His previous role as vice-president of special markets stands him in good stead. Based in Denmark, his role was to introduce the Lego brand into previously untapped markets, such as Russia and Eastern Europe.
To rectify Lego’s turning fortunes, the Danish bosses were keen to make sweeping changes and to bring in people with new ideas. Torp-Laursen seems a safe bet. Well known to the Lego chiefs, he also has the advantage of being removed from the streamlining of a couple of years ago.

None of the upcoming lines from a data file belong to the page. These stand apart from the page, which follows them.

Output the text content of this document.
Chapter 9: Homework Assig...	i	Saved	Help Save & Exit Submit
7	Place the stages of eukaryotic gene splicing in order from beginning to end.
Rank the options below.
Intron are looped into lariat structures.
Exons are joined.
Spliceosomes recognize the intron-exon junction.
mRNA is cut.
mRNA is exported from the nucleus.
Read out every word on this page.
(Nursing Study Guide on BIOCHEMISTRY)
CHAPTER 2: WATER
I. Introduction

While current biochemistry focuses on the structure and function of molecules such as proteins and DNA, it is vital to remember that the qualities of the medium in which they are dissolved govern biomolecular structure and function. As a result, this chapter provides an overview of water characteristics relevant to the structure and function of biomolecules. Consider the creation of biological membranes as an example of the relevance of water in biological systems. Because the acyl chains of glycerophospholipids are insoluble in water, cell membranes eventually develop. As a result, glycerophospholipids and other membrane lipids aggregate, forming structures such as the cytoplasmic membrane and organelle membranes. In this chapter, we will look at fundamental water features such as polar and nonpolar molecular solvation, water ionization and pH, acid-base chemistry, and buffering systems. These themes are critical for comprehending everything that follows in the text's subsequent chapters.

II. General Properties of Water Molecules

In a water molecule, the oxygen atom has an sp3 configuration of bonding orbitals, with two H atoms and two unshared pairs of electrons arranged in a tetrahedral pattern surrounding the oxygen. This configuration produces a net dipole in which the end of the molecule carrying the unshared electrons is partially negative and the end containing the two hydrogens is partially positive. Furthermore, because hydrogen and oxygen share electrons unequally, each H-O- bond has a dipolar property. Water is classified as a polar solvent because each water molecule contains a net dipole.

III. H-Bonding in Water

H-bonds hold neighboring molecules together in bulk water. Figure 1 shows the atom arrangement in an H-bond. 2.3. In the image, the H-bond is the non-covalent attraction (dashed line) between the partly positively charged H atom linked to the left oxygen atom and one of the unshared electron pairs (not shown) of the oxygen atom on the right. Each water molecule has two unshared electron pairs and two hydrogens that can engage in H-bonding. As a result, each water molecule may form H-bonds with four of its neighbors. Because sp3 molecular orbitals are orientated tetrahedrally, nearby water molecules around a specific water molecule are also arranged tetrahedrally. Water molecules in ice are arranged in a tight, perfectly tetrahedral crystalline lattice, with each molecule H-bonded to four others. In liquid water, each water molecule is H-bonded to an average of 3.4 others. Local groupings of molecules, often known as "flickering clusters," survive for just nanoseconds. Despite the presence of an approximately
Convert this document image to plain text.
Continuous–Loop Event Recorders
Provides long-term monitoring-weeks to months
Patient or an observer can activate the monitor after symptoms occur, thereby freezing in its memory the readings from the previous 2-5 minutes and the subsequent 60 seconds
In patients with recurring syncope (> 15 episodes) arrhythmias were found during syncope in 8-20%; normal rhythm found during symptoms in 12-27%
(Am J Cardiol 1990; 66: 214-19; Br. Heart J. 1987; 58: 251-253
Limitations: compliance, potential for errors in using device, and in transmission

Few toy brands can claim to have caught the imaginations of as many children as Lego. Since the first plastic studded brick was introduced in 1949, the family-run business has sold more than 200 billion bricks in over 140 countries.
But Lego bosses are more than aware that the toy market is changing. They also know they are in possession of a phenomenally powerful brand. Their job is to extend the brand into new areas, using it to exploit untapped markets.
The toy industry source says: “Despite its recent problems, Lego should be given credit for its forward thinking. It is trying to diversify and build on its heritage as a parent’s favourite.”
She adds: “No other toy brand can claim such a prominent place in the toy chests of so many children born since World War Two.”